I am really getting tired of your average Mexican cuisine in Cincinnati. So much of it is just an Americanized idea of what Mexican is– Americanized into bland, yet humongous portions that anyone from, say, California or Texas looks at with disgust and contempt. I’ve found few exceptions to this rule (Rio Grande is one of them) Thank goodness for our growing immigrant population, particularly in the northern suburbs, for adding some authenticity to the otherwise bland Mexican scene. I’ve written about La Mexicana before, but on a tip I checked out Taqueria Maya.
Taqueria Maya is owned by the same folks who own Taqueria Mercado and Panaderia Mexicana in Fairfield. They will soon be opening a location in the old Javier’s space downtown. It’s located in a strip mall near the Kings Auto Mall in Mason. I braved Fields Ertel traffic last week for a quick lunch that was just fantastic.
The place is humble– simple decorations on the wall, a TV playing Telemundo, and an office in the back where you can pay bills and buy calling cards. The clientele was predominantly Hispanic, and the staff knew everyone– obviously, this place attracts a lot of regulars. Because I wasn’t a regular, it wasn’t clear if I was to seat myself or order at the counter, but once the friendly server registered the confusion on my face, she lead me to a table. Whew.
The menu is extensive, and everything I saw brought out to tables– which, I might not add, did not include large portions of vaguely orange-ish rice and refried beans– looked really good. I decided I’d try my standard order at La Mexicana– tacos and guacamole– and see how they compared.
First, the guacamole was fantastic. Chunky, fresh tasting, not too spicy (La Mexicana’s often has large chunks of fresh jalapenos, which I invariably bite into and make my eyes water), and well-seasoned. I could easily make a meal of this, salsa and tortilla chips.
Next, tacos– I ordered two. First, the barbacoa, served on a corn tortilla, which was excellent– not greasy, but rich with chili. I love the cool, sweet onions and cilantro and their contrast with the rich meat. I topped it with the tomatillo salsa provided (there was also a very spicy, almost creamy salsa and a yellow salsa). It’s so simple but so perfect; unlike American-style tacos that are covered with cheese and who knows what else.

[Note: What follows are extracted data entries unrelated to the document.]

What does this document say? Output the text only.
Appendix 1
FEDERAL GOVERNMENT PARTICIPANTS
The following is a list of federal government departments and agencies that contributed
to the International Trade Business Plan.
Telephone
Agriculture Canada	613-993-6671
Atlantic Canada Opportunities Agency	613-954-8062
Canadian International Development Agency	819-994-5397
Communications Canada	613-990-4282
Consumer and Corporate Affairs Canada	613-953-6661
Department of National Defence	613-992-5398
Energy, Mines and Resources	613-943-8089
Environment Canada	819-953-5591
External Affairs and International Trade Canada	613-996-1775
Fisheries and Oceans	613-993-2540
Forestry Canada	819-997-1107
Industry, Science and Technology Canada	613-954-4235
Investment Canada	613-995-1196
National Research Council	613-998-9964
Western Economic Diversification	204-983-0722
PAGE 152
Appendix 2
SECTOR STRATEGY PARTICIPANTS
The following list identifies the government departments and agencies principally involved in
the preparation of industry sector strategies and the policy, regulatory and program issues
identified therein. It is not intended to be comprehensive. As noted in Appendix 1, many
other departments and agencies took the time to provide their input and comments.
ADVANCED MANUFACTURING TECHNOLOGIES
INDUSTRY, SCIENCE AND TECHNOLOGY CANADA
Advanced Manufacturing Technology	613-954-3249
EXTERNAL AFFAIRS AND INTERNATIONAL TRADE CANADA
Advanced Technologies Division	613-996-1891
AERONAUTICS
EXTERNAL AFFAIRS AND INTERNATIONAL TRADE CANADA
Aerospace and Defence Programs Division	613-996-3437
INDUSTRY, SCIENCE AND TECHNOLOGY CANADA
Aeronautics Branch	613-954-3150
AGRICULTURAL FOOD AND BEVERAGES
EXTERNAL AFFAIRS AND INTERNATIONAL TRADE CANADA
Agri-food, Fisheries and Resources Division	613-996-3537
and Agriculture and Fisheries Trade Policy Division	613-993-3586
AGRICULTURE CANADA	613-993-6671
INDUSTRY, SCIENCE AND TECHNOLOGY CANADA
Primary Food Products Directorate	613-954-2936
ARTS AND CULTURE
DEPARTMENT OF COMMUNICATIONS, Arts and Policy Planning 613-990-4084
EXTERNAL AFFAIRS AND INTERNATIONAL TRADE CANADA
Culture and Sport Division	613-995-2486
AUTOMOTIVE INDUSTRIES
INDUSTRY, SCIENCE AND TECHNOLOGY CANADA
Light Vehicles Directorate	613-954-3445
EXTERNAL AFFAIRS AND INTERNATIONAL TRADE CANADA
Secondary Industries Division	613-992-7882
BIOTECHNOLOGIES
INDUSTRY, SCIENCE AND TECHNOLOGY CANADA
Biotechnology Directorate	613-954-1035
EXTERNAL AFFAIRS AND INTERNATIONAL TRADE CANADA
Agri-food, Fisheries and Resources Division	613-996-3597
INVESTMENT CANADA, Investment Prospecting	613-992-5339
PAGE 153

My second taco was a tripe taco. I have to admit something here: I was nervous about tripe. Tripe is the lining of the stomach of either a pig or a cow. I know it’s super popular in taco carts, but I figured I should try it. As soon as she brought it by, I regretted it– I forgot about the rather distinctive smell. Some folks don’t like tripe because of the texture (sort of like the fat on steak, some say, but spongier), but apparently I’m turned off by the smell. I gave it a good college try– two big bites– and at $2 a taco I wasn’t upset by the fact that I didn’t like it. I will say it’s markedly better with a lot of lime juice squeezed over it– it cut the inherent fattiness quite a bit. Will I try it again? Probably. Studies show that it can take up to 10 (!) tries before you develop a taste for something. I guess I’ll keep on trying to like tripe (and Scotch, but that’s another post).
The menu was more extensive than tacos– burritos, quesadillas, sopes, and lots of other fantastic-sounding stuff. My entire meal was $8, including a diet Coke (they also offer Jarritos and bottled Coca-Cola from Mexico), and now with options in Fairfield, Downtown and Newport, I can’t see myself picking one of those Americanized Mexican places again any time soon. Try it– the flavors of Mexican food geared towards a Mexican audience are so much fresher and more flavorful than what you may be used to. Do you want dessert? They offer posteles from their bakery– including churros!